A lot of these new-age companies have brilliant business models. Most of them (not all) have a sharp focus on market share gains, but not much on operating cash flows (as constant funding takes care of any deficit).
However, cash flows would be eventually required for these companies to become long-term compounders.
Given the buoyancy in the stock markets across the world, these new-age companies are trading at expensive valuations and majority of them are bound to be value destroyers. One should be careful about investing in them.
We focus on companies with positive operating cash flows in at least 7 out of the last 10 years (70% in case of history is less than 10 years)
Q) More than Rs 1 lakh cr was raised from primary markets in 2021. What are your expectations from 2022 on the quantum of money and any big companies which you are looking forward to?
A) The IPO market has become a seller's market as markets have been buoyant, and some IPOs delivered great returns on listing.
We have avoided participating in the majority of the companies that went public recently as we find either valuations are expensive, or business fundamentals are inferior.
We believe that 2022 would be a challenging year for investors and companies planning IPOs.
Q) In terms of asset allocation – how do investors plan their investment journey in 2022?
A) While markets can swing from a bear phase to a bull phase and back, the long-term returns are generally correlated with nominal GDP growth.
With India’s nominal GDP growth estimated to be in the low double digits, having long-term expectations around the nominal GDP number would be a wise thing to do.
Investors should be prepared for lower returns and increased volatility in the short term.
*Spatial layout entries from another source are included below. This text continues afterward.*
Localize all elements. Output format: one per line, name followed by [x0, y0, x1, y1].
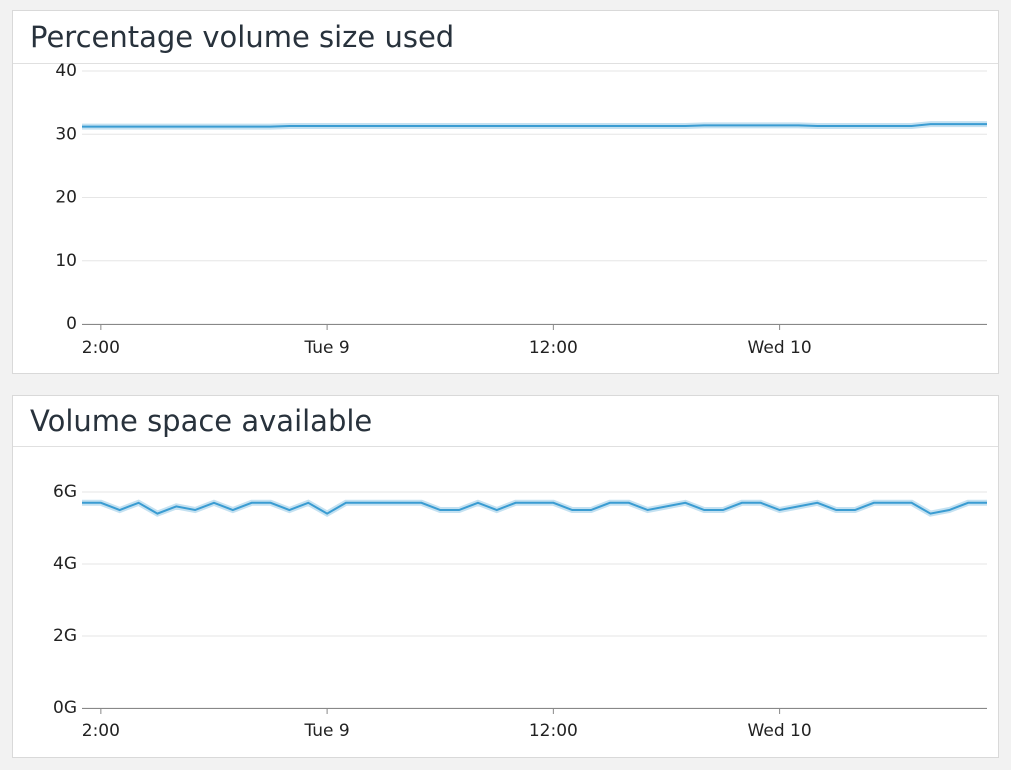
y-tick-label: 10	[55, 251, 77, 271]
panel	[12, 10, 999, 374]
x-tick-label: Wed 10	[748, 721, 812, 741]
y-tick-label: 30	[55, 124, 77, 144]
x-tick-label: 2:00	[82, 338, 120, 358]
y-tick-label: 20	[55, 188, 77, 208]
panel-title: Percentage volume size used	[30, 20, 454, 54]
line	[82, 123, 987, 128]
line	[82, 501, 987, 515]
panel	[12, 395, 999, 758]
y-tick-label: 4G	[53, 554, 77, 574]
y-tick-label: 0	[66, 314, 77, 334]
x-tick-label: 2:00	[82, 721, 120, 741]
x-tick-label: Tue 9	[303, 721, 349, 741]
y-tick-label: 2G	[53, 626, 77, 646]
x-tick-label: Tue 9	[303, 338, 349, 358]
x-tick-label: Wed 10	[748, 338, 812, 358]
y-tick-label: 0G	[53, 698, 77, 718]
panel-title: Volume space available	[30, 404, 372, 438]
y-tick-label: 40	[55, 61, 77, 81]
y-tick-label: 6G	[53, 482, 77, 502]
x-tick-label: 12:00	[529, 338, 578, 358]
x-tick-label: 12:00	[529, 721, 578, 741]
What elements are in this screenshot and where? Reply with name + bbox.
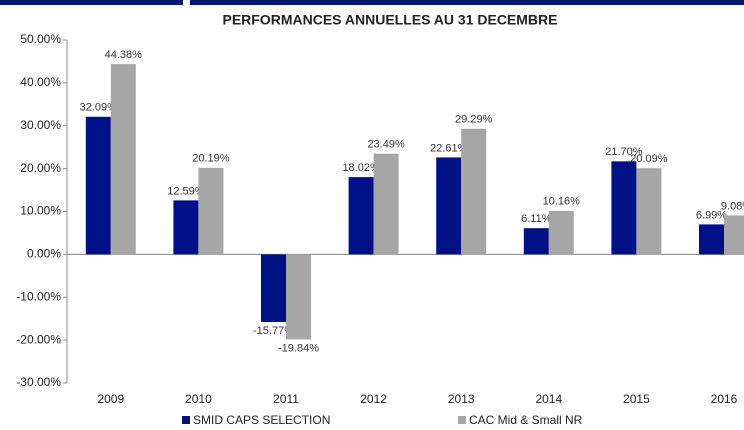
bar [636,168,662,255]
x-tick-label: 2011 [273,392,299,406]
x-tick-label: 2014 [535,392,562,406]
x-tick-label: 2015 [623,392,650,406]
value-label: 20.09% [630,153,668,165]
value-label: 6.99% [696,209,727,221]
x-tick-label: 2009 [97,392,124,406]
header-strip [0,0,183,5]
bar [611,161,637,255]
bar [436,157,462,255]
y-tick-label: 10.00% [20,204,61,218]
bar [85,116,111,255]
x-tick-label: 2012 [360,392,387,406]
bar [261,254,286,322]
header-strip [190,0,744,5]
bar [173,200,199,255]
bar [523,228,549,255]
bar [724,215,744,255]
value-label: 29.29% [455,114,493,126]
value-label: 32.09% [80,102,118,114]
chart-title: PERFORMANCES ANNUELLES AU 31 DECEMBRE [223,12,558,28]
y-tick-label: -30.00% [16,375,61,389]
bar [548,210,574,255]
y-tick-label: -20.00% [16,332,61,346]
bar [373,153,399,255]
value-label: 18.02% [342,162,380,174]
y-tick-label: 50.00% [20,32,61,46]
bar [286,254,311,340]
value-label: 44.38% [105,49,143,61]
bar [198,167,224,255]
value-label: -15.77% [253,325,294,337]
value-label: 10.16% [543,196,581,208]
value-label: 23.49% [367,139,405,151]
bar [110,64,136,255]
value-label: -19.84% [278,342,319,354]
value-label: 9.08% [721,200,744,212]
bar [348,177,374,255]
legend-label: CAC Mid & Small NR [469,413,583,427]
y-tick-label: 30.00% [20,118,61,132]
legend-label: SMID CAPS SELECTION [193,413,330,427]
legend-swatch [182,416,190,424]
x-tick-label: 2016 [711,392,738,406]
x-tick-label: 2013 [448,392,475,406]
legend-swatch [458,416,466,424]
y-tick-label: 0.00% [27,247,61,261]
y-tick-label: -10.00% [16,289,61,303]
x-tick-label: 2010 [185,392,212,406]
value-label: 12.59% [167,185,205,197]
value-label: 20.19% [192,153,230,165]
bar [461,128,487,255]
value-label: 21.70% [605,146,643,158]
y-tick-label: 40.00% [20,75,61,89]
value-label: 6.11% [521,213,552,225]
y-tick-label: 20.00% [20,161,61,175]
value-label: 22.61% [430,142,468,154]
bar [699,224,724,255]
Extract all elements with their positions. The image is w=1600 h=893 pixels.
Overall, asset allocation (staying invested in equities), patience, and homework are most important for investors.
Q) Equities delivered many multibaggers in 2021 – do you think 2022 will also be as thrilling for investors look to double wealth outsmarting other traditional asset classes?
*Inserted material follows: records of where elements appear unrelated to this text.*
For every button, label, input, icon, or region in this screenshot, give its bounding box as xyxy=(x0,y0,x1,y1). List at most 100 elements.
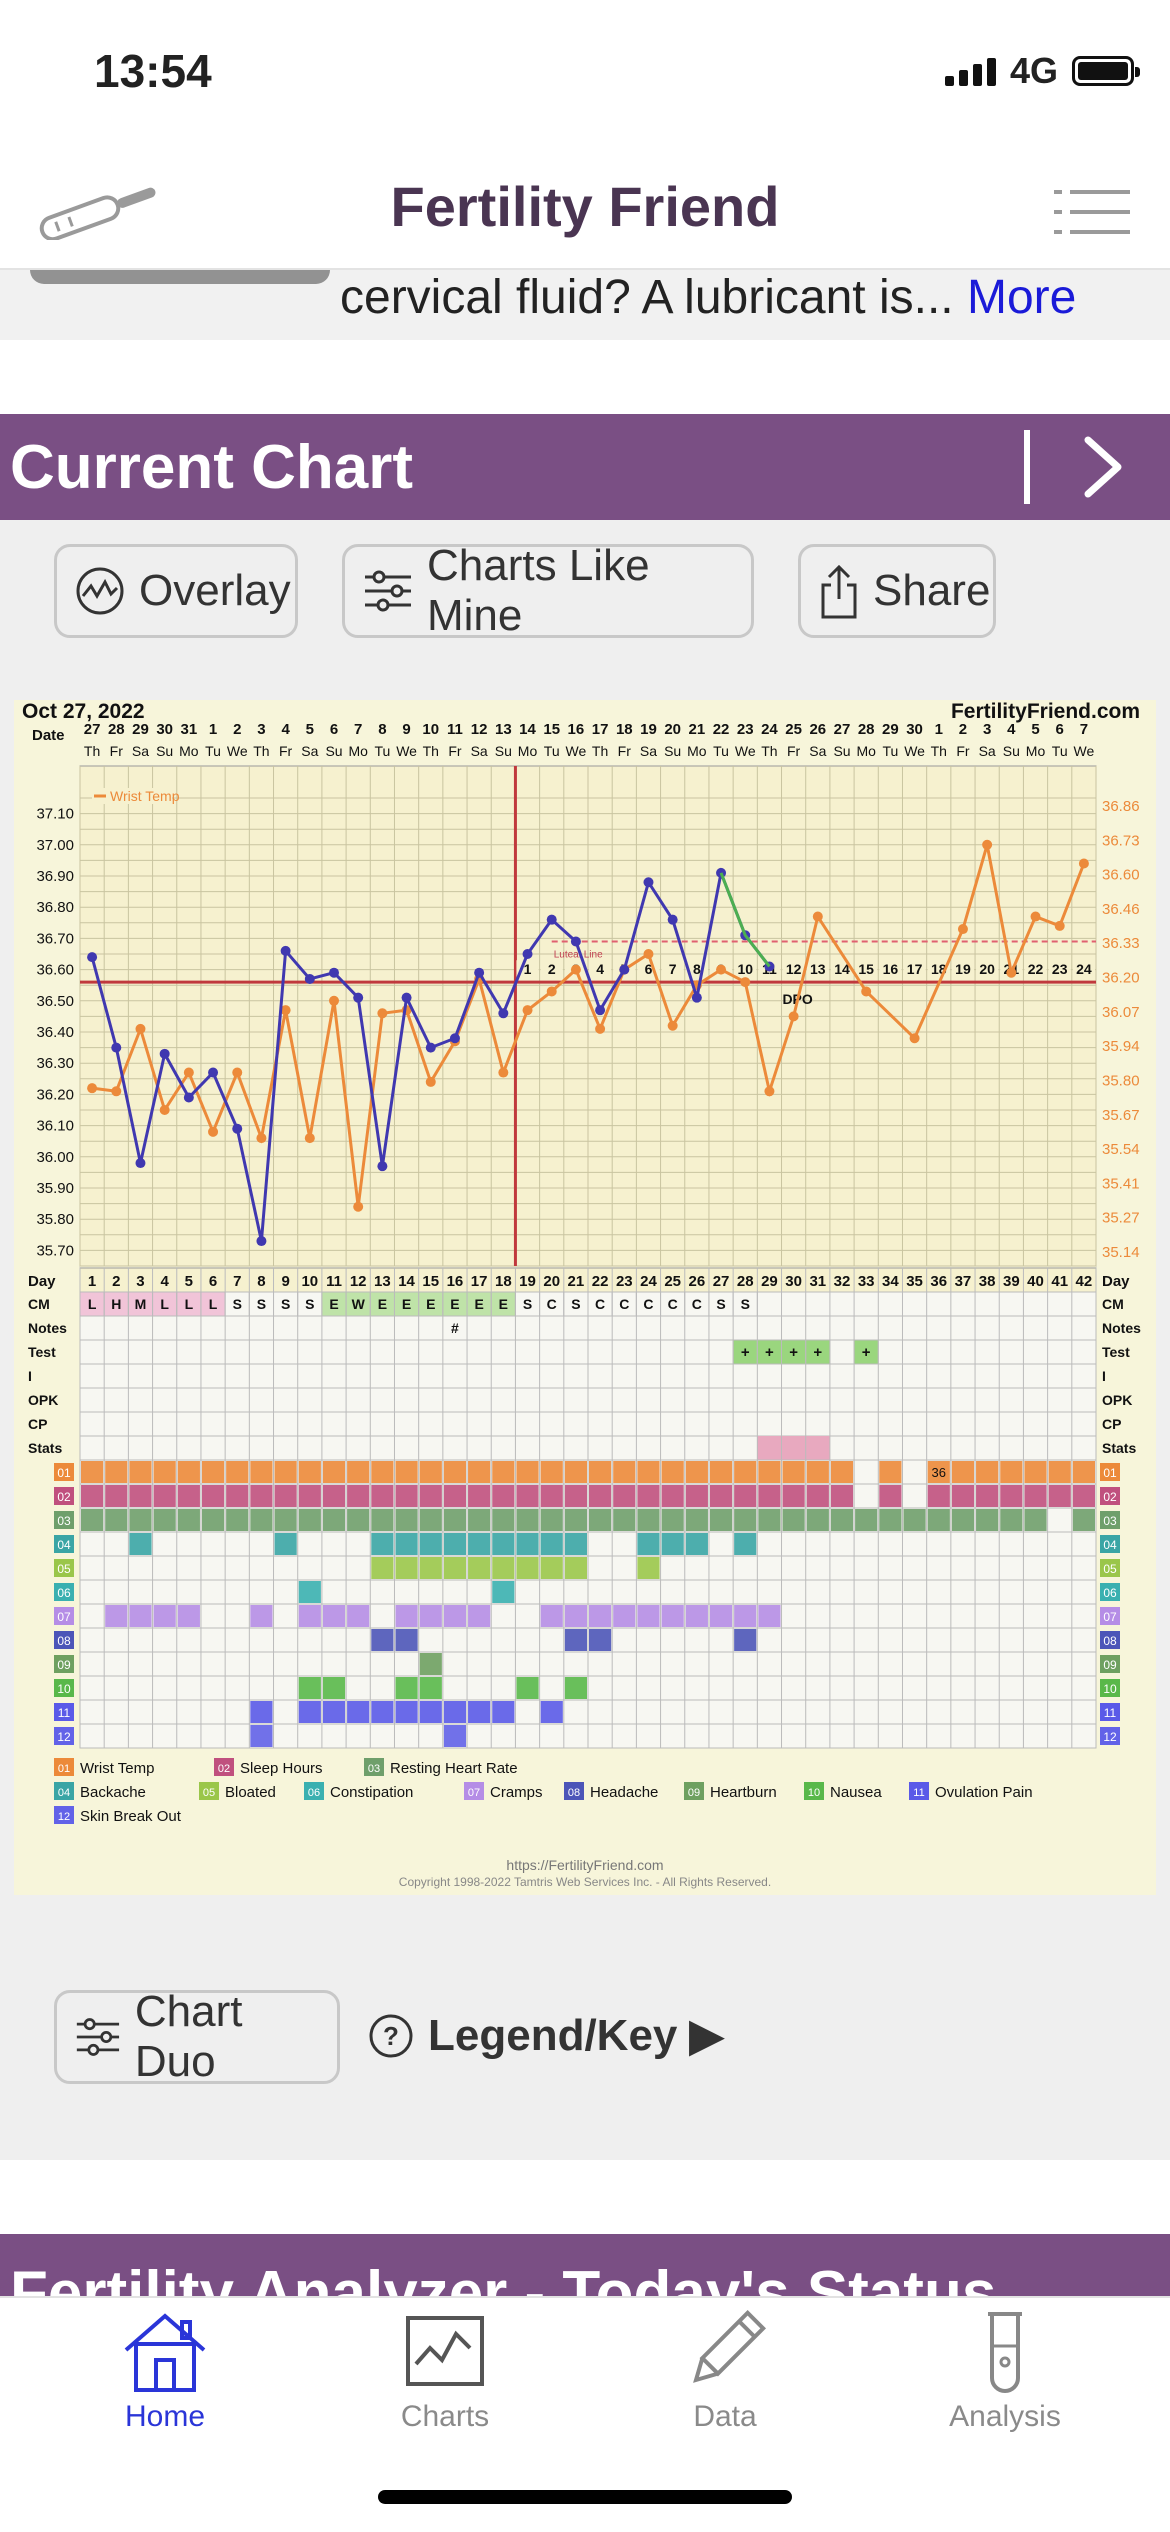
symptom-cell xyxy=(613,1509,636,1531)
tab-data[interactable]: Data xyxy=(625,2308,825,2434)
date-tick: 8 xyxy=(378,721,386,738)
day-tick: 35 xyxy=(906,1273,923,1290)
weekday-tick: Th xyxy=(761,743,777,759)
more-link[interactable]: More xyxy=(966,271,1077,324)
symptom-cell xyxy=(322,1677,346,1699)
symptom-code-right-bg xyxy=(1100,1727,1120,1745)
symptom-cell xyxy=(201,1509,225,1531)
symptom-code-left: 08 xyxy=(57,1634,71,1648)
test-positive: + xyxy=(862,1344,871,1361)
share-button[interactable]: Share xyxy=(798,544,996,638)
cm-value: C xyxy=(668,1296,678,1312)
weekday-tick: We xyxy=(1074,743,1095,759)
day-tick: 34 xyxy=(882,1273,899,1290)
wrist-temp-point xyxy=(232,1067,243,1078)
symptom-cell xyxy=(250,1701,273,1723)
symptom-cell xyxy=(951,1485,975,1507)
cm-value: E xyxy=(378,1296,387,1312)
row-label-left: CP xyxy=(28,1416,47,1432)
symptom-cell xyxy=(685,1461,708,1483)
cm-value: L xyxy=(88,1296,97,1312)
weekday-tick: Su xyxy=(156,743,173,759)
day-tick: 5 xyxy=(185,1273,193,1290)
symptom-cell xyxy=(1024,1485,1047,1507)
current-chart-header[interactable]: Current Chart xyxy=(0,414,1170,520)
row-label-left: Test xyxy=(28,1344,56,1360)
cm-value: S xyxy=(305,1296,314,1312)
date-tick: 2 xyxy=(959,721,967,738)
symptom-cell xyxy=(1048,1485,1071,1507)
y-right-tick: 35.80 xyxy=(1102,1072,1140,1089)
y-right-tick: 35.14 xyxy=(1102,1244,1140,1261)
dpo-bg xyxy=(1024,960,1047,979)
bbt-point xyxy=(280,945,291,956)
symptom-cell xyxy=(395,1701,418,1723)
sliders-icon xyxy=(76,2018,120,2056)
dpo-bg xyxy=(1072,960,1095,979)
cm-cell xyxy=(708,1291,734,1317)
day-tick: 6 xyxy=(209,1273,217,1290)
symptom-code-left: 06 xyxy=(57,1586,71,1600)
symptom-code-right-bg xyxy=(1100,1631,1120,1649)
symptom-cell xyxy=(153,1605,176,1627)
chart-svg: Date 27Th28Fr29Sa30Su31Mo1Tu2We3Th4Fr5Sa6… xyxy=(28,721,1141,1889)
y-right-tick: 36.20 xyxy=(1102,970,1140,987)
symptom-cell xyxy=(564,1605,587,1627)
legend-key-link[interactable]: ? Legend/Key ▶ xyxy=(368,2010,723,2061)
wrist-temp-point xyxy=(304,1133,315,1144)
tab-analysis[interactable]: Analysis xyxy=(905,2308,1105,2434)
tab-label: Data xyxy=(693,2400,757,2433)
symptom-cell xyxy=(419,1461,442,1483)
symptom-cell xyxy=(322,1509,346,1531)
fertility-analyzer-header[interactable]: Fertility Analyzer - Today's Status xyxy=(0,2234,1170,2304)
day-tick: 23 xyxy=(616,1273,633,1290)
symptom-cell xyxy=(177,1485,200,1507)
day-tick: 7 xyxy=(233,1273,241,1290)
menu-icon[interactable] xyxy=(1054,184,1130,240)
tab-home[interactable]: Home xyxy=(65,2308,265,2434)
symptom-cell xyxy=(589,1485,612,1507)
weekday-tick: Mo xyxy=(179,743,199,759)
row-label-left: CM xyxy=(28,1296,50,1312)
battery-icon xyxy=(1072,56,1140,86)
symptom-code-right: 10 xyxy=(1103,1682,1117,1696)
symptom-cell xyxy=(564,1485,587,1507)
symptom-cell xyxy=(395,1485,418,1507)
wrist-temp-point xyxy=(546,986,557,997)
article-teaser[interactable]: cervical fluid? A lubricant is... More xyxy=(0,270,1170,340)
date-tick: 4 xyxy=(281,721,290,738)
cm-cell xyxy=(490,1291,516,1317)
day-tick: 2 xyxy=(112,1273,120,1290)
symptom-code-right: 03 xyxy=(1103,1514,1117,1528)
chart-duo-button[interactable]: Chart Duo xyxy=(54,1987,340,2086)
chevron-right-icon[interactable] xyxy=(1074,434,1134,500)
overlay-button[interactable]: Overlay xyxy=(54,544,298,638)
symptom-cell xyxy=(153,1509,176,1531)
symptom-cell xyxy=(371,1629,394,1651)
symptom-code-right: 08 xyxy=(1103,1634,1117,1648)
weekday-tick: Th xyxy=(423,743,439,759)
wrist-temp-point xyxy=(595,1023,606,1034)
weekday-tick: Tu xyxy=(713,743,729,759)
charts-like-mine-button[interactable]: Charts Like Mine xyxy=(342,541,754,640)
symptom-cell xyxy=(298,1605,321,1627)
day-tick: 10 xyxy=(301,1273,318,1290)
y-left-tick: 36.00 xyxy=(36,1149,74,1166)
symptom-code-left-bg xyxy=(54,1487,74,1505)
symptom-cell xyxy=(758,1461,781,1483)
legend-label: Bloated xyxy=(225,1784,276,1801)
symptom-cell xyxy=(322,1701,346,1723)
weekday-tick: Fr xyxy=(279,743,293,759)
symptom-cell xyxy=(685,1605,708,1627)
wrist-temp-point xyxy=(909,1033,920,1044)
weekday-tick: Fr xyxy=(110,743,124,759)
symptom-cell xyxy=(927,1485,950,1507)
wrist-temp-point xyxy=(667,1020,678,1031)
overlay-icon xyxy=(76,567,124,615)
fertility-chart[interactable]: Oct 27, 2022 FertilityFriend.com Date 27 T… xyxy=(14,700,1156,1895)
symptom-cell xyxy=(709,1461,733,1483)
symptom-cell xyxy=(637,1533,660,1555)
symptom-cell xyxy=(468,1557,491,1579)
tab-charts[interactable]: Charts xyxy=(345,2308,545,2434)
legend-swatch xyxy=(54,1758,74,1776)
A) The year 2021 has been the epitome of investing. Markets started rallying much before fundamentals began improving, and as markets remain buoyant, we started seeing excesses in certain pockets, including IPOs.
And now we are witnessing a correction as concerns emerge on multiple fronts. Overall, asset allocation (staying invested in equities), patience, and homework are the most important lessons.
Q) Where is the smart money moving, especially at a time when we have seen 2 back-to-back years of gains in equities?
A) Contrary to expectations, emerging markets have underperformed developed markets in 2021 as FII started selling from emerging markets in the second half of 2021.
The direction of FII flows will have an impact on market movement. Asset allocation and diversification are two important facets of wealth creation.
Indian equities have generated healthy returns in the last two years, investors should look to diversify their portfolio by increasing allocation to global funds and REITs, etc.
Q) What do you do when you are not managing money?
A) I spend time with my family including two daughters, playing tennis and being close to nature – in the hills.
(Disclaimer: The views/suggestions/advices expressed here in this article is solely by investment experts. Zee Business suggests its readers to consult with their investment advisers before making any financial decision.)